Analysts and economists welcome the planned introduction of an inheritance tax, which they say would help combat social inequality. However, the new tax should be incorporated with other measures guaranteeing redistribution of extra income to provide benefits for the less fortunate through increasing social welfare and job opportunities.
The Finance Ministry will propose the draft inheritance tax bill to the Cabinet for consideration at its meeting this week, with the ceiling rate expected to be 10 per cent for estates worth more than Bt50 million.
“I will try hard to push for the draft, which has already been considered by the Council of State, to be considered in the Cabinet meeting on November 12,” Finance Minister Sommai Phasee said.
He said the proposed 10-per-cent rate was quite low compared with 40-50 per cent in other countries in the European Union and the United States. However, the exact rate would be decided later.
However, Deputy Prime Minister and Defence Minister Pravit Wongsuwan said the Cabinet would not consider the draft inheritance tax bill at its meeting tomorrow.
Sommai yesterday clarified some details of the tax, which will be applied only to inheritances given after the donor’s death.
Legal heirs who receive more than Bt10 billion before the donor’s death will be subject to a 5-per-cent tax. Beneficiaries who are not heirs by the legal definition will be subject to annual personal income tax.
Thailand is not the first Asean country to impose an inheritance tax. The Philippines and Singapore tried in the past but eventually withdrew theirs.
The expected ceiling rate in Thailand is lower than in Japan, South Korea and Taiwan, which all have a cap of 50 per cent.
Luxmon Attapich, senior country economist at the Asian Development Bank, said yesterday that levying the inheritance tax would be a symbolic move to help tackle social and economic inequalities because the main source of tax income would be the rich.
The introduction would need a more complete cycle for it to be effective against inequality.

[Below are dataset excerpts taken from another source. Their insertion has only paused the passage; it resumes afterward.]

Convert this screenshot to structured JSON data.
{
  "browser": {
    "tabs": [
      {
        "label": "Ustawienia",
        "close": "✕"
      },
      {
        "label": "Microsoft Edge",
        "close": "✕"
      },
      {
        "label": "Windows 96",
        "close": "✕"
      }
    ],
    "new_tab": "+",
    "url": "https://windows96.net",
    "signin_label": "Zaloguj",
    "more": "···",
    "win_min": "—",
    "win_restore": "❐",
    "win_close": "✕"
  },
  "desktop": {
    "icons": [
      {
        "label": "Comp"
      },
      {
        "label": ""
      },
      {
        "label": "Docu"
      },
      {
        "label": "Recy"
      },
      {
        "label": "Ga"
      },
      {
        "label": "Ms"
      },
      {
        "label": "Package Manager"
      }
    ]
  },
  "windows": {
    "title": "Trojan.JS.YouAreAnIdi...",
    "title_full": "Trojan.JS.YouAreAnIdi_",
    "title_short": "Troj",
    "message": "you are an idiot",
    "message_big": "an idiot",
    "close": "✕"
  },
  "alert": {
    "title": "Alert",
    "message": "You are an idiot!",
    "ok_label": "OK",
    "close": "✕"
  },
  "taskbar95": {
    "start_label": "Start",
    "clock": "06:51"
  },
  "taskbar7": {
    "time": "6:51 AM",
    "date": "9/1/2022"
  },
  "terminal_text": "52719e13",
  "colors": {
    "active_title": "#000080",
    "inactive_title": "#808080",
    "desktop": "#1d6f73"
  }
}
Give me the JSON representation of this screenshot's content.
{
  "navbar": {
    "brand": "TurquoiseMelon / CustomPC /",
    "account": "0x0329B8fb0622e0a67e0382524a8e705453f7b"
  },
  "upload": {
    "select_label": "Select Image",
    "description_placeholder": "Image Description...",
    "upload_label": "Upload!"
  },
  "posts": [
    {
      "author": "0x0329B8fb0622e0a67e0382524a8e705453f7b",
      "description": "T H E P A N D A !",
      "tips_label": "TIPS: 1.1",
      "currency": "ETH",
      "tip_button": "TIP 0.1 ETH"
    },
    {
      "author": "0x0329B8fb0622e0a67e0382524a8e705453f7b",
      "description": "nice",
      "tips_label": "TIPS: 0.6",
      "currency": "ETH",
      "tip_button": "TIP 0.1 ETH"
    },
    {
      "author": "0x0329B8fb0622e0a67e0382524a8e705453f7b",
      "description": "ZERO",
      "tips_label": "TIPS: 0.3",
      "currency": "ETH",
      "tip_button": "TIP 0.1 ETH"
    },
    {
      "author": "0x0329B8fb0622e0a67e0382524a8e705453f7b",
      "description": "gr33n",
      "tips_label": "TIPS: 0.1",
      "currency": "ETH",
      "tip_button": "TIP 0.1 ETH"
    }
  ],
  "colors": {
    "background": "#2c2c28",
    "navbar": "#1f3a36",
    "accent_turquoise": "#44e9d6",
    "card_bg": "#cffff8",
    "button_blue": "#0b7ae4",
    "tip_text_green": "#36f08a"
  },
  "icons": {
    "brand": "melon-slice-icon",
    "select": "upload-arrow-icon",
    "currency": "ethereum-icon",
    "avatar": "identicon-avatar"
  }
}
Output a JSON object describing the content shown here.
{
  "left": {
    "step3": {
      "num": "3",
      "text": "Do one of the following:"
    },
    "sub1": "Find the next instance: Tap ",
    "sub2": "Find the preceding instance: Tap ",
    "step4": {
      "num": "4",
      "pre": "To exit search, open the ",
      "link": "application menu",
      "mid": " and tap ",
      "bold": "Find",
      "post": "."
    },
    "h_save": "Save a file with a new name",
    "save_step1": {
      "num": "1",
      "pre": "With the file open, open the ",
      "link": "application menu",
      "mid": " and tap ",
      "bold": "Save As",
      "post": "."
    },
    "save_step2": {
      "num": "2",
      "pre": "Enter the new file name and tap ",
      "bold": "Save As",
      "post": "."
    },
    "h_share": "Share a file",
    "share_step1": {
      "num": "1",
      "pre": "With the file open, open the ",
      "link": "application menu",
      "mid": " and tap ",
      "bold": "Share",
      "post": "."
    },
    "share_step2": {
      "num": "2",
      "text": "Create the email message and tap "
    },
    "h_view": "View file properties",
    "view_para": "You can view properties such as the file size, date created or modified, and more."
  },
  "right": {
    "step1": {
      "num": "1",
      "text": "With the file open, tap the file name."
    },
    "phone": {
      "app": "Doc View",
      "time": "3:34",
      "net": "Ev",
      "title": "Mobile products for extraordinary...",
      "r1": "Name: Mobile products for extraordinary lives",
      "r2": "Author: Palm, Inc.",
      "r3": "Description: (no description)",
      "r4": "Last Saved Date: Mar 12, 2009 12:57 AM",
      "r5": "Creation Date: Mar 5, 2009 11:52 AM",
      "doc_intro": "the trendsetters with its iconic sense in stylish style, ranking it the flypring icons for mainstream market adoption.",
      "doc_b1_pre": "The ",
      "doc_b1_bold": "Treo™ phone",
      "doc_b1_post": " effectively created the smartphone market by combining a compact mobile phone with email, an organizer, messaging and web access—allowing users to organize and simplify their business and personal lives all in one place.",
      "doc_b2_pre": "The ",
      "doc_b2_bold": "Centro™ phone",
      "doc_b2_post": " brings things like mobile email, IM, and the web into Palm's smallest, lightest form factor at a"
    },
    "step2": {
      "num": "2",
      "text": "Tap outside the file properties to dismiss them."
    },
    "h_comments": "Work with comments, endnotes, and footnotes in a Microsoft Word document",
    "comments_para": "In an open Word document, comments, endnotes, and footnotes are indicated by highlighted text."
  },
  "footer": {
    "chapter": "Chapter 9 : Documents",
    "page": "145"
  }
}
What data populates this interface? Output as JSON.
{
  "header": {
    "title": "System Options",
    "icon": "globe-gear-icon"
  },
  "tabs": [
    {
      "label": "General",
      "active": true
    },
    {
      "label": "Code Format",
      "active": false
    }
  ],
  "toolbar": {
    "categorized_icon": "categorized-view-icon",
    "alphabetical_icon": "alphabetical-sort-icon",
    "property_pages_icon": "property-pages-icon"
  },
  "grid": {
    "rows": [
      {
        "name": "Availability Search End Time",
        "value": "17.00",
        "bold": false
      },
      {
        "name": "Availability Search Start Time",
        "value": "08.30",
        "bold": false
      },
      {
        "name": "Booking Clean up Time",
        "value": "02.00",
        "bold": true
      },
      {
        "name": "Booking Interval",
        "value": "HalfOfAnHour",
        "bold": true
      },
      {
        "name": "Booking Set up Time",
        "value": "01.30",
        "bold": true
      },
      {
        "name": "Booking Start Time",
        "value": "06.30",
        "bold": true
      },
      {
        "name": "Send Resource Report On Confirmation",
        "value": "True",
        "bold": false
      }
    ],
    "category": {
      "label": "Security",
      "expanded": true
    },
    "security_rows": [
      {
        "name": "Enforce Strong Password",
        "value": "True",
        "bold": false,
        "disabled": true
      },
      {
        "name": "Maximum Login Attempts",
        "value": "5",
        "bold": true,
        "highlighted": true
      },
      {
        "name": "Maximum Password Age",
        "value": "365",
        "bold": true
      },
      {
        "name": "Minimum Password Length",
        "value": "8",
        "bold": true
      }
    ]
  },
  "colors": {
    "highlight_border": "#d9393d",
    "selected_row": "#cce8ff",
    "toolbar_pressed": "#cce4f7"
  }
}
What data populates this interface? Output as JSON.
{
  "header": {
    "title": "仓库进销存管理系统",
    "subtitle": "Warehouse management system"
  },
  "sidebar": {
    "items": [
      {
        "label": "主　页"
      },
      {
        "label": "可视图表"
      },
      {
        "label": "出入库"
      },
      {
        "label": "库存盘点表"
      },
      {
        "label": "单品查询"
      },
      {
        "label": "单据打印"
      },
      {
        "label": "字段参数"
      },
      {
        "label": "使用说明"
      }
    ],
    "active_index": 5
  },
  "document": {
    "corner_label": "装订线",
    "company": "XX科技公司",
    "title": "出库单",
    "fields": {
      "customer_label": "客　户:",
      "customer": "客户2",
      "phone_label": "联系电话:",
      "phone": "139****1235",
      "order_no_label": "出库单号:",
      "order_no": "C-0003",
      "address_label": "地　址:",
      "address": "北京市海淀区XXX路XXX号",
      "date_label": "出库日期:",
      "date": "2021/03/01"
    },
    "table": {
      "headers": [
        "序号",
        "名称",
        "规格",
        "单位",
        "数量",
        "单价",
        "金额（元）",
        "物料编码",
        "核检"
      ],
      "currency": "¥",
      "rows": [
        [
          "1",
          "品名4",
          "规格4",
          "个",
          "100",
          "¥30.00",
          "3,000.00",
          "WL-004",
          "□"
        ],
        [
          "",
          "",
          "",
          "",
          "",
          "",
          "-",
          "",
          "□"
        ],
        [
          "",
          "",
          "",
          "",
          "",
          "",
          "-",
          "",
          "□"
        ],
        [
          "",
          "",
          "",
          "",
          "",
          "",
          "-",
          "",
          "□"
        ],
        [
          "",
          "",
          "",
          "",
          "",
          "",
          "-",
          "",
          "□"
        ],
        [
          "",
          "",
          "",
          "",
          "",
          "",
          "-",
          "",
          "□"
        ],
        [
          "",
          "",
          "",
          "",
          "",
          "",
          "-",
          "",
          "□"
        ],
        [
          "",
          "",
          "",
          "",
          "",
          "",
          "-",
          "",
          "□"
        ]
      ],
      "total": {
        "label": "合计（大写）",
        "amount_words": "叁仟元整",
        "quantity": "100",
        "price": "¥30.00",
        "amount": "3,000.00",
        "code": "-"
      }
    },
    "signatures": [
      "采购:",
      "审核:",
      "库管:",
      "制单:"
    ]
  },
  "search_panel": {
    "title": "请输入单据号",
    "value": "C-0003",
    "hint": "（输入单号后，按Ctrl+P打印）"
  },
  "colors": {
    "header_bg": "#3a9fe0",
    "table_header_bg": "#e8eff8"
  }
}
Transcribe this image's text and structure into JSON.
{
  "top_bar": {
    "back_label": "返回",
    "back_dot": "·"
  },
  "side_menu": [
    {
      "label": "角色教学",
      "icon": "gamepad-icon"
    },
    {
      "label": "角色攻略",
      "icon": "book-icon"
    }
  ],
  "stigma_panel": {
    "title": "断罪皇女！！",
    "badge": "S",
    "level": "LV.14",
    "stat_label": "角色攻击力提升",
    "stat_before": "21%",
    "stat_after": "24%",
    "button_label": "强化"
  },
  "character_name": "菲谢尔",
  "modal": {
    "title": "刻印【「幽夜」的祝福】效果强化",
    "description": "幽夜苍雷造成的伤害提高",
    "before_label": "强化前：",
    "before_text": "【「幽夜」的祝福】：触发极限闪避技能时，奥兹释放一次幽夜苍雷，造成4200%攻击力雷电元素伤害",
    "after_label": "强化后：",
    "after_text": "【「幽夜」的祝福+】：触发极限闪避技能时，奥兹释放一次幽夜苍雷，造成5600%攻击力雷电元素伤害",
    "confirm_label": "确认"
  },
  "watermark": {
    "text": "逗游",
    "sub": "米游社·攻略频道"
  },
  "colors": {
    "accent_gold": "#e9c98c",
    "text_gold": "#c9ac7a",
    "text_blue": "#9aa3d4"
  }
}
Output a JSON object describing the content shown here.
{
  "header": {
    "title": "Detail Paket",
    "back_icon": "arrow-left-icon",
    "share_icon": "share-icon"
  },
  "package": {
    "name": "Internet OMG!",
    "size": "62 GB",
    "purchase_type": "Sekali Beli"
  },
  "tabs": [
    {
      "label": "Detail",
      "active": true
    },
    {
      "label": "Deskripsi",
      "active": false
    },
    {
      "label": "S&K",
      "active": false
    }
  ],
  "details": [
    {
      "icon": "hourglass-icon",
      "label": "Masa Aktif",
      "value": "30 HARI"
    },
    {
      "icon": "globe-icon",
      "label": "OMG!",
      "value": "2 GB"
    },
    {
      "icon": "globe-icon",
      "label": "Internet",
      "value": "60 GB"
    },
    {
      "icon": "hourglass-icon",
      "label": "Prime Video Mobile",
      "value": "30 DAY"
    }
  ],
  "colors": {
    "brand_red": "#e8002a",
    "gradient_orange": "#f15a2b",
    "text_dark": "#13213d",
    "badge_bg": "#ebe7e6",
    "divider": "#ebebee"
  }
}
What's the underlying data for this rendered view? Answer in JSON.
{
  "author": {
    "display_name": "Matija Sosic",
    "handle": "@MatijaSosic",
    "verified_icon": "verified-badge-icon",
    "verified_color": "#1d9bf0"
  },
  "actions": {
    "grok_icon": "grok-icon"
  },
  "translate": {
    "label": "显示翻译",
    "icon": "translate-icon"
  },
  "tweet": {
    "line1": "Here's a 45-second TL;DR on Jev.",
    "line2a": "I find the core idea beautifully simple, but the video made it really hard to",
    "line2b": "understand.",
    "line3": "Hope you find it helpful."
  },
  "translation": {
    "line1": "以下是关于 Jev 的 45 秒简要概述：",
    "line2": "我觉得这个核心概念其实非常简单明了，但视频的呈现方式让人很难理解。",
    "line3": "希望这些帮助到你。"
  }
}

“The introduction of the inheritance tax alone cannot solve the problem of inequality. The question is what the money would be used for, and the best way is to use it to fund and introduce other social-welfare measures to help the less fortunate people in society,” she said.
The current social welfare programmes such as universal healthcare and 15 years of free education are adequate, but the problem of the ageing of society needs to be looked at.
The government should consider the introduction of a social pension to help ease the greying problem before it becomes more severe in the future, she said.
Sirikanya Tansukun, senior analyst at the Thailand Future Foundation, said the inheritance tax could reduce inequality if the government used the extra income to provide job opportunities for the poor such as transport projects in rural areas, while coming up with measures to make sure that the super-rich are really being taxed by finding ways to close loopholes and eliminate grey areas.
The uber-rich often find ways to avoid paying inheritance tax since they have to pay the most. For example, they can transfer their registered assets into non-registered assets such as jewellery and gold or transfer their assets to an offshore account or investment to cover up how much wealth they actually have.
Some countries, such as Australia and New Zealand, have revoked their inheritance tax and replaced it with a capital-gains tax for this reason.
Britain is having problems with high costs in managing collection. It has spent about Bt5 billion in the past five fiscal years to trying to track down the assets of the rich who are hiding their wealth overseas.